According to Frederic Jameson, modernism and postmodernism are cultural formations which accompany particular stages of capitalism. Jameson outlines three primary phases of capitalism which dictate particular cultural practices, including the production of art and literature:
- Market capitalism (18th – late 19th centuries) – Associated with realism.
- Monopoly Capitalism (late 19th – mid 20th centuries) – Associated with modernism.
- Multinational / Consumer Capitalism (current) – Associated with postmodernism.
Jameson claims that postmodernism is a new “cultural logic of capitalism,” that its fragmented image culture and aestheticization is part of a shift to a new global capitalism and that postmodernism is therefore not just another aesthetic style besides modernism but is a new cultural dominant.
Like Jameson’s characterization of postmodernism in terms of modes of production and technologies, the second facet, or definition, of postmodernism comes more from history and sociology than from literature or art history. This approach defines postmodernism as the name of an entire social formation, or set of social/historical attitudes; more precisely,this approach contrasts “postmodernity” with “modernity,” rather than “postmodernism” with “modernism.”
According to Jameson, pastiche is like the “imitation of a peculiar mask, speech in a dead language: but it is a neutral practice of such mimicry, without any of parody’s ulterior motives, amputated of the satiric impulse, devoid of laughter and of any conviction that alongside the abnormal tongue you have momentarily borrowed. . .Pastiche is thus blank parody, a statue with blind eyeballs.”
The difficulty of deriving new styles, accompanied by the lack of individualism, pushes society into a terminal repetition of lost styles. In other words, pastiche is the re-emergence and perpetuation of past modern cultural styles to the point of a stagnation and death of style. This repetition of modern styles does not, however, constitute a ‘style’ of its own.
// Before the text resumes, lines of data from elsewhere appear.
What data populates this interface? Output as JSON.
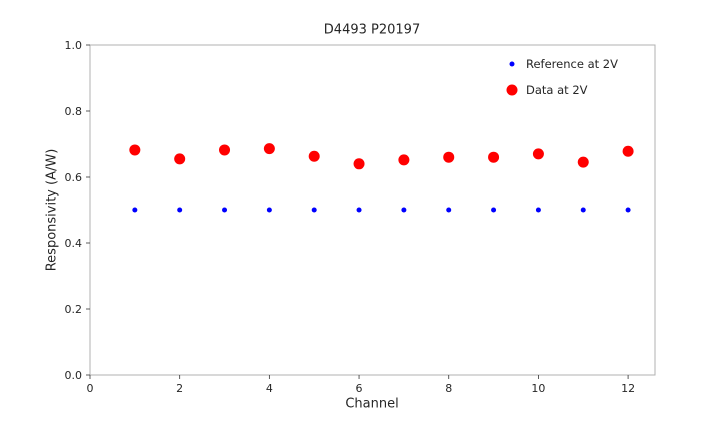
{
  "chart_data": {
    "type": "scatter",
    "title": "D4493 P20197",
    "xlabel": "Channel",
    "ylabel": "Responsivity (A/W)",
    "xlim": [
      0,
      12.6
    ],
    "ylim": [
      0.0,
      1.0
    ],
    "x_ticks": [
      0,
      2,
      4,
      6,
      8,
      10,
      12
    ],
    "x_tick_labels": [
      "0",
      "2",
      "4",
      "6",
      "8",
      "10",
      "12"
    ],
    "y_ticks": [
      0.0,
      0.2,
      0.4,
      0.6,
      0.8,
      1.0
    ],
    "y_tick_labels": [
      "0.0",
      "0.2",
      "0.4",
      "0.6",
      "0.8",
      "1.0"
    ],
    "grid": false,
    "legend_position": "upper right",
    "x": [
      1,
      2,
      3,
      4,
      5,
      6,
      7,
      8,
      9,
      10,
      11,
      12
    ],
    "series": [
      {
        "name": "Reference at 2V",
        "color": "#0000ff",
        "marker_radius": 2.5,
        "values": [
          0.5,
          0.5,
          0.5,
          0.5,
          0.5,
          0.5,
          0.5,
          0.5,
          0.5,
          0.5,
          0.5,
          0.5
        ]
      },
      {
        "name": "Data at 2V",
        "color": "#ff0000",
        "marker_radius": 5.5,
        "values": [
          0.682,
          0.655,
          0.682,
          0.686,
          0.663,
          0.64,
          0.652,
          0.66,
          0.66,
          0.67,
          0.645,
          0.678
        ]
      }
    ],
    "frame_color": "#b0b0b0",
    "tick_color": "#333333"
  }
}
The representation of past ideals and objectives through the appropriation of codified styles lead to what Jameson calls contemporary nostalgia culture. It is the collective desire for the images of a past one cannot retrieve that renders a definite ‘historicism’ in postmodern culture. Jameson sees this preoccupation with a sense of history as the result of a society in which nothing occurs. “This very triviality of everyday life in late capitalism is itself the desperate situation against which all the formal solutions, the strategies and subterfuges, of high culture as well as of mass culture, emerge: how to project the illusion that things still happen, that events still exist, that there are still stories to tell, in a situation in which the uniqueness and the irrevocability of private destinies and of individuality itself seem to have evaporated?”
Batman, for example, can be read as a nostalgic film for it does not represent one particular style or period but rather displays an array of many styles and periods to produce a nostalgic effect. Batman is a comic book hero that brings back memories of 1950s comic reading and at the same time the memory of the 1960s Batman television series.
Time, Space, and Schizophrenia
Crucial to Jameson’s understanding of the postmodern and his project of a cultural politics is the transition from a temporal logic to a spatial logic in postmodernism. The global capitalist or late capitalist culture is, as we have seen, what Jameson calls postmodernism. The spatialization of time is a result of the destruction of the temporality of the subject, of societies move towards schizophrenia. Time is an organizing system, a continuity within which the subject may situate him/herself as a unitary individual. Within multinational capitalism we find ourselves able only to map the globe.
However it is critical for the subject to be able to mentally or cognitively map him/herself within not only a geographically global system but also within a social one. Humans used to map themselves temporally within the scheme of history. However, as the subject becomes more fragmentary, as the subject approaches a society within which one finds the end of historicity, the ‘real’ diminishes while schizophrenia flourishes. Postmodernism was originally characterized by its refutation of the objective and totalizing truths of modernity; truths are deflated as one is left with nothing ‘real,’ just the empty shell of the contemplated referent and the subject and his/her contemplation. This “breakdown of the relationship between signifiers”, between the subject and how he/she contemplates the object, results in a schizophrenic reality.
Jameson, F. (1984). Postmodernism, or the cultural logic of late capitalism. New Left Review, 146.